QUESTURA In un attimo le pattuglie della Polizia si sono precipitate nel centro del paese, mentre Giuseppino Tendas fuggiva verso le campagne. Là, poco dopo, nascosto in un orto è stato trovato dagli agenti della Squadra Volanti e della Stradale. «Aveva ancora addosso la pistola, proprio sotto la cinghia dei pantaloni. Una calibro 22 modificata e non denunciata» ha spiegato ieri mattina Pino Scrivo, il dirigente della squadra Mobile che, insieme al comandante della Stradale Mauro Castiello, ha fatto il punto sulle indagini.

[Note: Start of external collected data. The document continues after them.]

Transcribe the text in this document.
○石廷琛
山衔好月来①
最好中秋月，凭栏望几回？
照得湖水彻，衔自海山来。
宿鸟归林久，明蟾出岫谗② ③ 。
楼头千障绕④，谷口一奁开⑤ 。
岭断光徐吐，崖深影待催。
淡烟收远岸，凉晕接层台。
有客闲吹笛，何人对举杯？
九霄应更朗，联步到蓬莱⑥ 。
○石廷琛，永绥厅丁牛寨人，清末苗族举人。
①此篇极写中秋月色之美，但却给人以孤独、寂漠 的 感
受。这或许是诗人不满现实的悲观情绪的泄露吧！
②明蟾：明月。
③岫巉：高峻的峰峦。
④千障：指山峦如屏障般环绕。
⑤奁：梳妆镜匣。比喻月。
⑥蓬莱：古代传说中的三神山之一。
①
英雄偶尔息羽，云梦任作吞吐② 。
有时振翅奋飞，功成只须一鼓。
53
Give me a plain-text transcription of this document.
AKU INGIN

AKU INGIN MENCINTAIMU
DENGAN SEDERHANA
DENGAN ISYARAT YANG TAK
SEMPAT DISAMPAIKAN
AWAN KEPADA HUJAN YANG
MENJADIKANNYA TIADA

I due hanno ricostruito dettagliatamente l'accaduto.
L'INCIDENTE Giuseppino Tendas due sere fa, in via Veneto, per una mancata precedenza è finito con la sua macchina contro la Golf grigia di un'insegnante di Solarussa, Giacinta Onnis. Dopo l'urto non si è fermato e ha proseguito la corsa fino a casa. La donna ha immediatamente chiamato le forze dell'ordine e in pochi minuti gli agenti della Polizia erano già nel centro di Solarussa. Si sono presentati nell'abitazione su due piani in cui Tendas vive con un fratello più piccolo, sordomuto. Controlli di rito, alcoltest e poi il caos. L'allevatore aveva alzato il gomito molto più del dovuto, non voleva nemmeno sottoporsi all'etilometro. Poi, convinto anche da un nipote che si trovava là, ha fatto il test. Esito non gradito «tanto che quando gli agenti gli hanno fatto presente che la sua Fiat Marea sarebbe stata sequestrata ha dato subito segni di nervosismo. E poi con la pistola ha sparato contro i miei uomini», ha spiegato Mauro Castiello. Quindi la fuga verso la campagna, fino all'arrivo delle forze dell'ordine che hanno bloccato l'allevatore e l'hanno portato subito in Questura. L'uomo, già conosciuto per diversi precedenti (un'accusa per tentato omicidio alcuni anni fa) è rinchiuso nel carcere di piazza Manno. Difeso d'ufficio dall'avvocato Serena Contini dovrà rispondere dell'accusa di tentato omicidio, arma clandestina e guida in stato di ebbrezza. Ieri durante i primi interrogatori solo poche parole «mi dispiace, ho sparato».